BTW, I have a proxy server and modified your scripts to inject proxy environment variables in the cluster appropriately, and so in nat mode everything works fine. My guess -- but I may be wrong -- is that maybe the qemu agent cannot contact the node because the proxy, at that point, is not configured in the guest yet, and so communication to the host is blocked. Do you think this could be the case?

Anyways, I have reverted to using nat mode as it is still acceptable for my use case for now :)

Din Mušić · Answer 12 · Fri Mar 11 2022 16:14:25 GMT+0800 (China Standard Time)

In general, I don't think proxy is a problem because if your bridge interface gets its own IP address, so should the virtual machines. This is just a guess though, as I've no idea how your network is implemented.

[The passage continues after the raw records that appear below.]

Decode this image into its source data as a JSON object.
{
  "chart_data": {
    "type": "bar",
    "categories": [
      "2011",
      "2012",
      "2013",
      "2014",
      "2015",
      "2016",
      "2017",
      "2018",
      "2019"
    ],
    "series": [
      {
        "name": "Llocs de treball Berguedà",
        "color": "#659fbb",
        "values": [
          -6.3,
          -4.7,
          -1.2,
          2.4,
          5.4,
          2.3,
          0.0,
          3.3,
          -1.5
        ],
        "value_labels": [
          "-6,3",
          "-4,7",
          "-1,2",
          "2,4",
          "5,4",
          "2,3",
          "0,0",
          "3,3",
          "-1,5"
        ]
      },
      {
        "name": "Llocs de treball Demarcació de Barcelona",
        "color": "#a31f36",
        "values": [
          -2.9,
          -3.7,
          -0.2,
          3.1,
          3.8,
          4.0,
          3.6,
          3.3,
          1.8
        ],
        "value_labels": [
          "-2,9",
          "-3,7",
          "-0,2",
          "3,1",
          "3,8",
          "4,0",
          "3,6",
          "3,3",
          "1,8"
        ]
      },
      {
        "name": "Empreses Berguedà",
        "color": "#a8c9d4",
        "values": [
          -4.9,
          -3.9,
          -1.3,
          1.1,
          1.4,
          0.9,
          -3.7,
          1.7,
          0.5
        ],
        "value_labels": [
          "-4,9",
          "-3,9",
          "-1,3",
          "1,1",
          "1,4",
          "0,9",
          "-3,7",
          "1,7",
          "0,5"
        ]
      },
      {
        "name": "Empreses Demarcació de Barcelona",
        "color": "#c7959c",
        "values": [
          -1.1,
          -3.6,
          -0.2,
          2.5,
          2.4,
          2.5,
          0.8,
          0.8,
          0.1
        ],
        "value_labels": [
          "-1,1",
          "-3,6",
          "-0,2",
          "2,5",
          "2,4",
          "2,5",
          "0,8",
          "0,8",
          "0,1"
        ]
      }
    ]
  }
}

I'm still not able to reproduce the issue other than with incorrect values, so it seems to me that it needs further investigation on your end. If the NAT mode is sufficient for your needs, that should do for now.

Please let me know if you have any more questions or information about this problem.

Din Mušić · Answer 13 · Fri Mar 11 2022 18:21:32 GMT+0800 (China Standard Time)

One more question @asimpleidea - can you please tell me which hypervisor you're using and which OS image you're installing on the nodes?

Elis Lulja · Answer 14 · Sat Mar 12 2022 03:49:24 GMT+0800 (China Standard Time)

I am using ESXi and if I remember correctly the images were Ubuntu 16.04, I may try another time with 20.04 though.

So to conclude, I agree with you that I will have to investigate further and will let you know if I have other news :)
Thanks so much @MusicDin !

Din Mušić · Answer 15 · Mon Mar 14 2022 18:14:44 GMT+0800 (China Standard Time)

Thanks again for the provided information and opening the issue.

I'm close it for now, but fell free to reopen if you have something new.